Source: Nielsen 25 January 2020    
  • Chicago Town is driving most growth for the category, with value up 7.2%. An aggressive promotional strategy has been key to this success, says Grace Featherstone, senior account manager at Nielsen. The brand kicked off a £5m masterbrand push last May to herald its new-look packs and celebrate its US roots.
  • Featherstone highlights nascent Iceland exclusives Gino D’Acampo and dairy-free Roncadin as “the next biggest category contributors” – worth a total of £4.4m.
  • Goodfella’s and Dr Oetker have had a tough year. They are down 7.5% and 1.7% respectively. This is largely as the result of Chicago Town’s promotions, with some delistings also contributing.
  • Own label continues to play a big role in pizza, with a 41% market share. It outperformed brands this year, with its increasingly premium offer more than compensating for a reduced share of space.
  • Free-from continues to grow in importance with UK pizza shoppers. The increase in specialist brands such as Roncadin demonstrates the sustained appetite for such products. “We can expect to see this trend continue, and for the bigger players to build more on it, as Goodfella’s have done with its vegan range,” Featherstone predicts.
  • “Indulgent offerings and sharing formats are also a watch-out, as consumers look to treat themselves more in-home,” she adds.
 

Frozen vs chilled

That big spend in frozen aimed to capitalise on shoppers’ revived trust in the category, suggests One Planet’s Hill. “The image and quality of frozen goods has improved over the last decade, and education of consumers in the health advantages of quickly frozen food over chilled/ambient, in terms of losing its freshness and nutritional value, has started to impact on the market.”

Iceland buyer Paul Dhaliwal is seeing a similar trend. “Customers are realising the significant benefits of frozen pizza versus chilled,” he says. “Frozen pizza doesn’t need the same additives/preservatives to keep shelf life.”

So it’s convenient. And let’s not forget that it’s also cheaper. An average frozen pizza costs £1.46 per pack - 71p less than the chilled average [Kantar]. “Because frozen pizza can be produced in bulk, these savings are also passed on,” Dhaliwal adds.

“Customers are realising the significant benefits of frozen pizza versus chilled”

Still, don’t give up on the chillers just yet.
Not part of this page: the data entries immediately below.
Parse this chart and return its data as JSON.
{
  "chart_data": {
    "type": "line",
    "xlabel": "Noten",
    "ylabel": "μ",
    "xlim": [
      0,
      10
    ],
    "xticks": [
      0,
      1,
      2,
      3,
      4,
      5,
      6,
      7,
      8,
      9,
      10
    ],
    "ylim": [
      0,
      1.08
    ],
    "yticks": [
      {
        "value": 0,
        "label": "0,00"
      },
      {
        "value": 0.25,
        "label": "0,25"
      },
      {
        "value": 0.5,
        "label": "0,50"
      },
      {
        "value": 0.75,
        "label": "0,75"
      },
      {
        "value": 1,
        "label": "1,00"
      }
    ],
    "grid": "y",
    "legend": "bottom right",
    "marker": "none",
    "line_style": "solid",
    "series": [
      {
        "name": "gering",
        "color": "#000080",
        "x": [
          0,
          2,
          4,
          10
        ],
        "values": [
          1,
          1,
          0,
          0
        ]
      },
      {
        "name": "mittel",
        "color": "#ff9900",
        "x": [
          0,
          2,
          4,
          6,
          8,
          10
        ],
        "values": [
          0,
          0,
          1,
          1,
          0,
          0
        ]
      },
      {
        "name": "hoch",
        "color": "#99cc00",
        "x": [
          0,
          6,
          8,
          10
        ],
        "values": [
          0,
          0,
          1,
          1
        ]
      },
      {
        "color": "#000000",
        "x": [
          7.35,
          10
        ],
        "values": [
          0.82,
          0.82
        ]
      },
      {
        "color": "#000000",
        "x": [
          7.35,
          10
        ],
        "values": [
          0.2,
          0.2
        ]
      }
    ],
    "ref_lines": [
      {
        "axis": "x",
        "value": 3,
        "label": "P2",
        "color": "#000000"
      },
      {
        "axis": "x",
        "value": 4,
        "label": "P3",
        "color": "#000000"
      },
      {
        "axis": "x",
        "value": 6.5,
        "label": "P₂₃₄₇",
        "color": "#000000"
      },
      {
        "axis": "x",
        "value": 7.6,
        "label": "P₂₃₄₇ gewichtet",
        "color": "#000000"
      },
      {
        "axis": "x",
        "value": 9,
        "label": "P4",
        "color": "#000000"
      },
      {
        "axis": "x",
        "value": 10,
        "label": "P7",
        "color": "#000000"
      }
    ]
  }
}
While budget-conscious shoppers are snapping up frozen pizza at blazing speed - unit sales are up 8.1% - chilled is still the bigger market in absolute terms [Kantar]. It’s worth £570.6m, which is £75.9m more than frozen.

One of chilled’s main advantages is its position in the shopper journey, Hoyle points out. “Nine times out of 10, the chilled aisle is reached sooner than the frozen aisle.” Plus, chilled packs are able to use windows “to show the pizza off”.

Wyatt points to chilled’s appeal among foodies. “There are great private-label products with really great provenance - lovely Italian-style pizzas.” Not that these posh own-label products stopped Chicago Town expanding into chilled last autumn with a three-strong Stonebaked Deli Crust range comprising Cheeeese-Fest, Straight-Up Salami and Chicago Hot. They would satisfy untapped demand for “generously topped, indulgent, weekend-style pizza” she says.

So, the opposite of kiwi pizza, basically.